Today the Pearl Harbor Memorial is located over the remains of the Arizona out in the harbor.
(Dec. 7, 1941), This
surprise aerial attack on the U.S. naval base at Pearl Harbor on Oahu Island,
Hawaii, by the Japanese precipitated the entry of the United States into World
War II. The attack climaxed a decade of worsening relations between the United
States and an increasingly expansionist and militaristic Japan. Japan's invasion
of China in 1937, its subsequent alliance with the Axis powers (Germany and
Italy) in 1940, and its occupation of French Indochina in July 1941 prompted the
United States to respond that same month by freezing Japanese assets in the
United States and declaring an embargo on petroleum shipments and other vital
war materials to Japan. By late 1941 the United States had severed practically
all commercial and financial relations with Japan. Though Japan continued to
negotiate with the United States up to the day of the Pearl Harbor attack, the
government of Prime Minister Tojo Hideki decided on war.

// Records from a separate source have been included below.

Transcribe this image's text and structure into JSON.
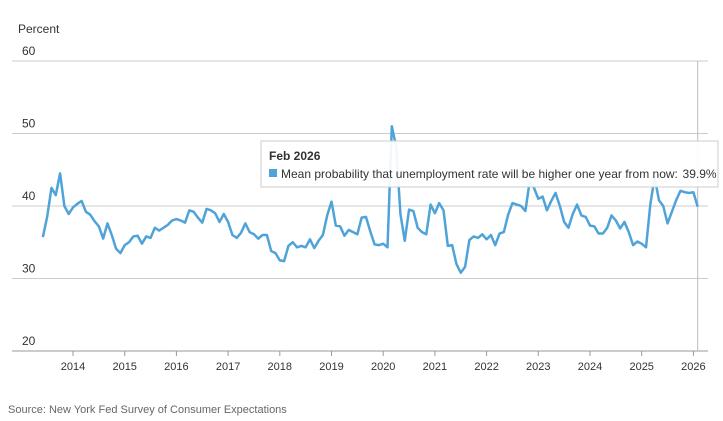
{
  "chart_data": {
    "type": "line",
    "y_label": "Percent",
    "source": "Source: New York Fed Survey of Consumer Expectations",
    "x": [
      "2013-06",
      "2013-07",
      "2013-08",
      "2013-09",
      "2013-10",
      "2013-11",
      "2013-12",
      "2014-01",
      "2014-02",
      "2014-03",
      "2014-04",
      "2014-05",
      "2014-06",
      "2014-07",
      "2014-08",
      "2014-09",
      "2014-10",
      "2014-11",
      "2014-12",
      "2015-01",
      "2015-02",
      "2015-03",
      "2015-04",
      "2015-05",
      "2015-06",
      "2015-07",
      "2015-08",
      "2015-09",
      "2015-10",
      "2015-11",
      "2015-12",
      "2016-01",
      "2016-02",
      "2016-03",
      "2016-04",
      "2016-05",
      "2016-06",
      "2016-07",
      "2016-08",
      "2016-09",
      "2016-10",
      "2016-11",
      "2016-12",
      "2017-01",
      "2017-02",
      "2017-03",
      "2017-04",
      "2017-05",
      "2017-06",
      "2017-07",
      "2017-08",
      "2017-09",
      "2017-10",
      "2017-11",
      "2017-12",
      "2018-01",
      "2018-02",
      "2018-03",
      "2018-04",
      "2018-05",
      "2018-06",
      "2018-07",
      "2018-08",
      "2018-09",
      "2018-10",
      "2018-11",
      "2018-12",
      "2019-01",
      "2019-02",
      "2019-03",
      "2019-04",
      "2019-05",
      "2019-06",
      "2019-07",
      "2019-08",
      "2019-09",
      "2019-10",
      "2019-11",
      "2019-12",
      "2020-01",
      "2020-02",
      "2020-03",
      "2020-04",
      "2020-05",
      "2020-06",
      "2020-07",
      "2020-08",
      "2020-09",
      "2020-10",
      "2020-11",
      "2020-12",
      "2021-01",
      "2021-02",
      "2021-03",
      "2021-04",
      "2021-05",
      "2021-06",
      "2021-07",
      "2021-08",
      "2021-09",
      "2021-10",
      "2021-11",
      "2021-12",
      "2022-01",
      "2022-02",
      "2022-03",
      "2022-04",
      "2022-05",
      "2022-06",
      "2022-07",
      "2022-08",
      "2022-09",
      "2022-10",
      "2022-11",
      "2022-12",
      "2023-01",
      "2023-02",
      "2023-03",
      "2023-04",
      "2023-05",
      "2023-06",
      "2023-07",
      "2023-08",
      "2023-09",
      "2023-10",
      "2023-11",
      "2023-12",
      "2024-01",
      "2024-02",
      "2024-03",
      "2024-04",
      "2024-05",
      "2024-06",
      "2024-07",
      "2024-08",
      "2024-09",
      "2024-10",
      "2024-11",
      "2024-12",
      "2025-01",
      "2025-02",
      "2025-03",
      "2025-04",
      "2025-05",
      "2025-06",
      "2025-07",
      "2025-08",
      "2025-09",
      "2025-10",
      "2025-11",
      "2025-12",
      "2026-01",
      "2026-02"
    ],
    "series": [
      {
        "name": "Mean probability that unemployment rate will be higher one year from now",
        "color": "#4fa3d9",
        "values": [
          35.7,
          38.5,
          42.5,
          41.5,
          44.5,
          40.0,
          38.9,
          39.8,
          40.3,
          40.7,
          39.2,
          38.8,
          37.9,
          37.2,
          35.5,
          37.6,
          36.0,
          34.1,
          33.5,
          34.6,
          35.0,
          35.8,
          35.9,
          34.8,
          35.8,
          35.6,
          37.0,
          36.6,
          37.0,
          37.4,
          38.0,
          38.2,
          38.0,
          37.7,
          39.4,
          39.2,
          38.4,
          37.7,
          39.6,
          39.4,
          39.0,
          37.8,
          38.9,
          37.8,
          36.0,
          35.6,
          36.3,
          37.6,
          36.4,
          36.1,
          35.5,
          36.0,
          36.0,
          33.8,
          33.5,
          32.5,
          32.4,
          34.5,
          35.0,
          34.3,
          34.5,
          34.3,
          35.4,
          34.2,
          35.2,
          36.0,
          38.7,
          40.6,
          37.3,
          37.2,
          35.9,
          36.7,
          36.4,
          36.1,
          38.4,
          38.5,
          36.5,
          34.7,
          34.6,
          34.8,
          34.3,
          51.0,
          48.2,
          38.9,
          35.2,
          39.5,
          39.3,
          37.0,
          36.4,
          36.1,
          40.2,
          39.0,
          40.4,
          39.4,
          34.5,
          34.6,
          32.0,
          30.8,
          31.6,
          35.3,
          35.8,
          35.6,
          36.1,
          35.4,
          36.0,
          34.6,
          36.2,
          36.4,
          38.8,
          40.4,
          40.2,
          40.0,
          39.3,
          43.4,
          42.5,
          41.0,
          41.3,
          39.4,
          40.7,
          41.8,
          40.0,
          37.8,
          37.0,
          38.9,
          40.2,
          38.7,
          38.5,
          37.3,
          37.2,
          36.2,
          36.2,
          37.0,
          38.7,
          38.0,
          36.9,
          37.8,
          36.4,
          34.6,
          35.1,
          34.8,
          34.3,
          40.2,
          44.0,
          40.8,
          40.0,
          37.6,
          39.2,
          40.8,
          42.1,
          41.9,
          41.8,
          41.9,
          39.9
        ]
      }
    ],
    "ylim": [
      20,
      60
    ],
    "yticks": [
      20,
      30,
      40,
      50,
      60
    ],
    "xticks": [
      2014,
      2015,
      2016,
      2017,
      2018,
      2019,
      2020,
      2021,
      2022,
      2023,
      2024,
      2025,
      2026
    ],
    "grid": true,
    "tooltip": {
      "title": "Feb 2026",
      "value_label": "39.9%"
    }
  }
}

Isoroku, the commander in chief of Japan's Combined Fleet, had planned the
attack against the U.S. Pacific Fleet with great care. Once the U.S. fleet was
out of action, the way for the unhindered Japanese conquest of all of Southeast
Asia, the Indonesian Archipelago, and the South Pacific would be open. On
November 26 a Japanese fleet, under Vice Admiral Nagumo Chuichi and including 6
aircraft carriers, 2 battleships, 3 cruisers, and 11 destroyers, sailed to a
point some 275 miles (440 km) north of Hawaii. From there, a total of about 360
planes were launched.
The first Japanese
dive bomber appeared over Pearl Harbor at 7:55 Am (local time). It was followed
by a first wave of nearly 200 aircraft, including torpedo planes, bombers, and
fighters. The reconnaissance at Pearl Harbor had been lax; a U.S. Army private
who noticed this large flight of planes on his radar screen was told to ignore
them, since a flight of B-17s from the United States was expected at that time.
The anchored ships in the harbour made perfect targets for the Japanese bombers,
and since it was Sunday morning (a time chosen by the Japanese for maximum
surprise) they were not fully manned. Similarly, the U.S. military aircraft were
lined up on the airfields of the Naval Air Station on Ford Island and adjoining
Wheeler and Hickam Fields to guard against sabotage, and very few became
airborne. Most of the damage to the battleships was inflicted in the first 30
minutes of the assault. The Arizona was completely destroyed and the Oklahoma
capsized. The California, Nevada, and West Virginia sank in shallow water. Three
other battleships, three cruisers, three destroyers, and other vessels were also
damaged. More than 180 aircraft were destroyed. U.S. military casualties totaled
more than 3,400, including more than 2,300 killed. The Japanese lost from 29 to
60 planes, five midget submarines, perhaps one or two fleet submarines, and
fewer than 100 men.
The Pearl Harbor
Attack severely crippled U.S. naval and air strength in the Pacific. However,
the three aircraft carriers attached to the Pacific Fleet were not at Pearl
Harbor at the time and thus escaped. Of the eight battleships, all but the
Arizona and Oklahoma were eventually repaired and returned to service, and the
Japanese failed to destroy the important oil storage facilities on the island.
The "date which will live in infamy," as U.S. President Franklin Roosevelt
termed it, unified the U.S. public and swept away any earlier support for
neutrality. On December 8 Congress declared war on Japan with only one
dissenting vote (Representative Jeannette Rankin of Montana, who had also voted
against U.S. entry into World War I).